The pandemic gave Calabria and many other teachers a chance to engage students using technology outside class, carrying forward creative strategies for sustained engagement like scavenger hunts. Students who scored well or showed progress from test to test would be offered the chance to join in on scavenger hunting to incentivize young minds to keep up their grades. He said if you were the student who won the scavenger hunt, you could post a picture of your prize all day in online group sessions.
“Our role was to make education more interesting, more fun, and we had to get creative,” Calabria said. “Then everyone wanted to do that. The thing that's been the constant for our students' success has been great students and awesome community involvement.”
Those strategies impressed a retired school teacher from New York whose grandchildren attended Wakefield High.
“You saw a lot of structure, and it made you feel like you didn’t have to carry the weight on your back of worrying about your kids because you know they were at a good place where people care about them,” Elemenia Glover said.

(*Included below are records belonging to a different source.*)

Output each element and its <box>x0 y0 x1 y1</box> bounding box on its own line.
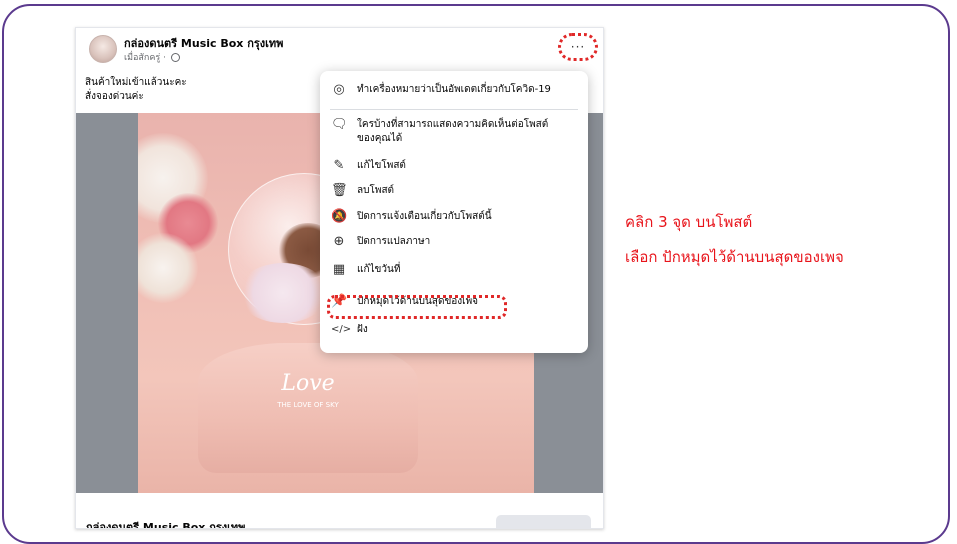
menu-item-calendar[interactable]: ▦ แก้ไขวันที่ <box>320 261 588 281</box>
post-caption-line1: สินค้าใหม่เข้าแล้วนะคะ <box>85 77 187 88</box>
menu-item-comment[interactable]: 🗨 ใครบ้างที่สามารถแสดงความคิดเห็นต่อโพสต์… <box>320 116 588 144</box>
translate-icon: ⊕ <box>333 234 345 249</box>
menu-item-label: แก้ไขโพสต์ <box>357 160 406 171</box>
trash-icon: 🗑 <box>331 183 348 198</box>
menu-item-translate[interactable]: ⊕ ปิดการแปลภาษา <box>320 233 588 253</box>
base-subtitle-text: THE LOVE OF SKY <box>277 401 339 409</box>
instruction-line2: เลือก ปักหมุดไว้ด้านบนสุดของเพจ <box>625 248 844 266</box>
comment-icon: 🗨 <box>331 117 348 132</box>
menu-item-label: ปิดการแจ้งเตือนเกี่ยวกับโพสต์นี้ <box>357 211 492 222</box>
calendar-icon: ▦ <box>332 262 346 277</box>
menu-item-label: ทำเครื่องหมายว่าเป็นอัพเดตเกี่ยวกับโควิด… <box>357 84 551 95</box>
menu-item-trash[interactable]: 🗑 ลบโพสต์ <box>320 182 588 202</box>
cloud-decoration <box>238 263 328 323</box>
base-love-text: Love <box>281 371 335 396</box>
music-box-base: Love THE LOVE OF SKY <box>198 343 418 473</box>
menu-item-label: ใครบ้างที่สามารถแสดงความคิดเห็นต่อโพสต์ <box>357 119 549 130</box>
menu-item-label-cont: ของคุณได้ <box>357 133 403 144</box>
instruction-line1: คลิก 3 จุด บนโพสต์ <box>625 213 753 231</box>
embed-icon: </> <box>331 324 352 335</box>
post-timestamp[interactable]: เมื่อสักครู่ · <box>124 50 180 64</box>
pencil-icon: ✎ <box>333 158 345 173</box>
menu-item-embed[interactable]: </> ฝัง <box>320 321 588 341</box>
globe-icon <box>170 53 180 62</box>
pin-highlight-marker <box>327 295 507 319</box>
ellipsis-icon: ··· <box>570 40 586 54</box>
footer-page-name[interactable]: กล่องดนตรี Music Box กรุงเทพ <box>86 518 245 528</box>
menu-item-label: ฝัง <box>357 324 368 335</box>
menu-item-label: แก้ไขวันที่ <box>357 264 401 275</box>
more-options-button[interactable]: ··· <box>558 33 598 61</box>
footer-action-button[interactable] <box>496 515 591 528</box>
post-footer: กล่องดนตรี Music Box กรุงเทพ <box>76 493 603 528</box>
page-avatar[interactable] <box>89 35 117 63</box>
timestamp-text: เมื่อสักครู่ · <box>124 53 166 63</box>
menu-item-label: ลบโพสต์ <box>357 185 395 196</box>
menu-item-bell-off[interactable]: 🔕 ปิดการแจ้งเตือนเกี่ยวกับโพสต์นี้ <box>320 208 588 228</box>
covid-info-icon: ◎ <box>333 82 345 97</box>
menu-divider <box>330 109 578 110</box>
post-caption-line2: สั่งจองด่วนค่ะ <box>85 91 144 102</box>
menu-item-label: ปิดการแปลภาษา <box>357 236 431 247</box>
menu-item-pencil[interactable]: ✎ แก้ไขโพสต์ <box>320 157 588 177</box>
menu-item-covid-info[interactable]: ◎ ทำเครื่องหมายว่าเป็นอัพเดตเกี่ยวกับโควิ… <box>320 81 588 101</box>
bell-off-icon: 🔕 <box>331 209 348 224</box>
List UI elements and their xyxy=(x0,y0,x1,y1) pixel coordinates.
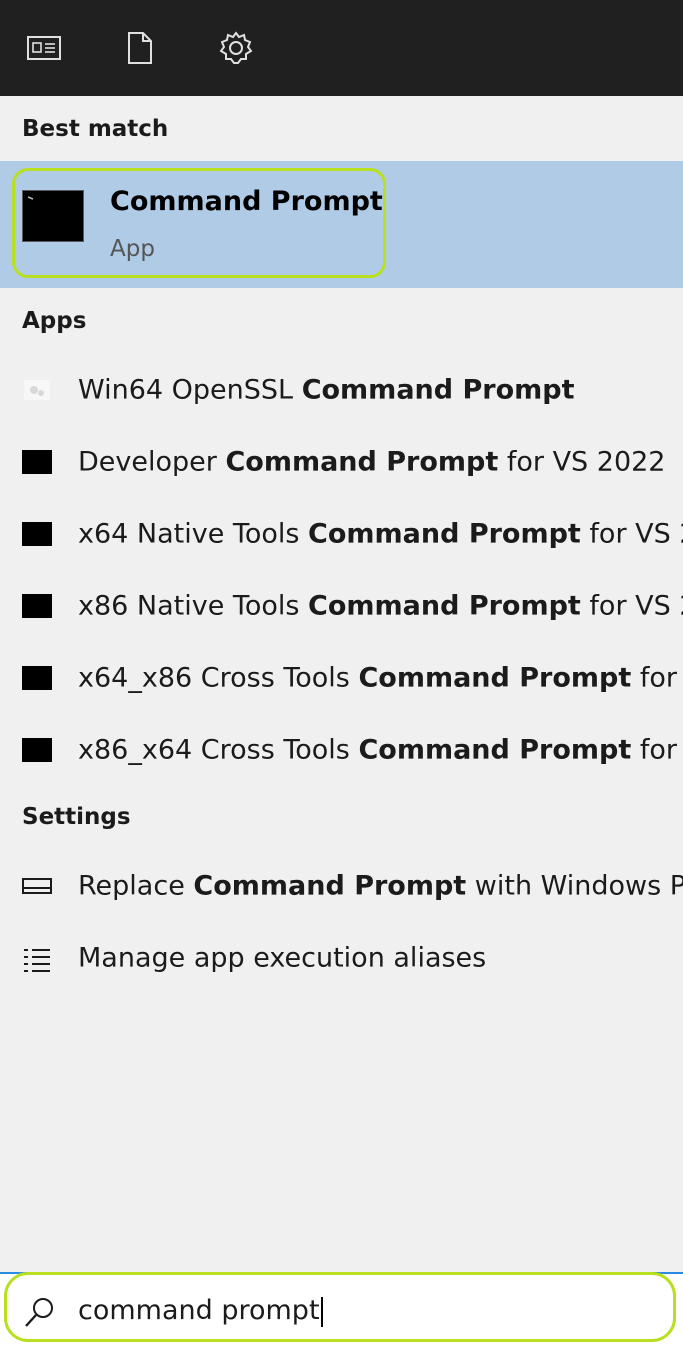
apps-header: Apps xyxy=(22,308,87,334)
app-item-label: x64_x86 Cross Tools Command Prompt for V… xyxy=(78,662,683,694)
taskbar-icon xyxy=(22,874,52,898)
app-item-label: x64 Native Tools Command Prompt for VS 2… xyxy=(78,518,683,550)
settings-item-label: Replace Command Prompt with Windows Pow xyxy=(78,870,683,902)
best-match-subtitle: App xyxy=(110,236,155,262)
settings-item-label: Manage app execution aliases xyxy=(78,942,487,974)
settings-header: Settings xyxy=(22,804,131,830)
console-icon xyxy=(22,738,52,762)
document-icon[interactable] xyxy=(120,28,160,68)
settings-item-replace-cmd[interactable]: Replace Command Prompt with Windows Pow xyxy=(0,854,683,918)
console-icon xyxy=(22,594,52,618)
app-item-label: x86 Native Tools Command Prompt for VS 2… xyxy=(78,590,683,622)
app-item-label: Win64 OpenSSL Command Prompt xyxy=(78,374,575,406)
gear-icon[interactable] xyxy=(216,28,256,68)
search-input[interactable]: command prompt xyxy=(78,1295,323,1327)
search-toolbar xyxy=(0,0,683,96)
console-icon xyxy=(22,450,52,474)
app-item-x86-x64-cross-tools[interactable]: x86_x64 Cross Tools Command Prompt for V… xyxy=(0,718,683,782)
console-icon xyxy=(22,666,52,690)
app-window-icon[interactable] xyxy=(24,28,64,68)
list-icon xyxy=(22,946,52,972)
console-icon xyxy=(22,522,52,546)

A 2024 graduate, Larry Thomas, said the availability of teachers after school made all the difference in his four years on campus.
“With them being able to sit after class and taking time out of their day to just explain what happened in that unit or what happened today. I really appreciated that,” Thomas said.
Thomas overcame his mother’s stroke his senior year and the hardships of remote learning during the pandemic to walk across the stage in late spring of this year.
Glover said parental input and participation are visible. She said she was taught to tell students to be capable, connected and contributors. Glover said she sees many of those traits in students because of their teachers.
“Awesome professionals,” Glover said. “What is the expectation of the parents and their roles. Giving us that information is so important. Learn who the people are who are educating your kids and how they give support.”
The new goal for graduation rates is 98% for this school year.
“It's awesome to see the kids grow and flourish. That's why we're in this job,” Calabria said.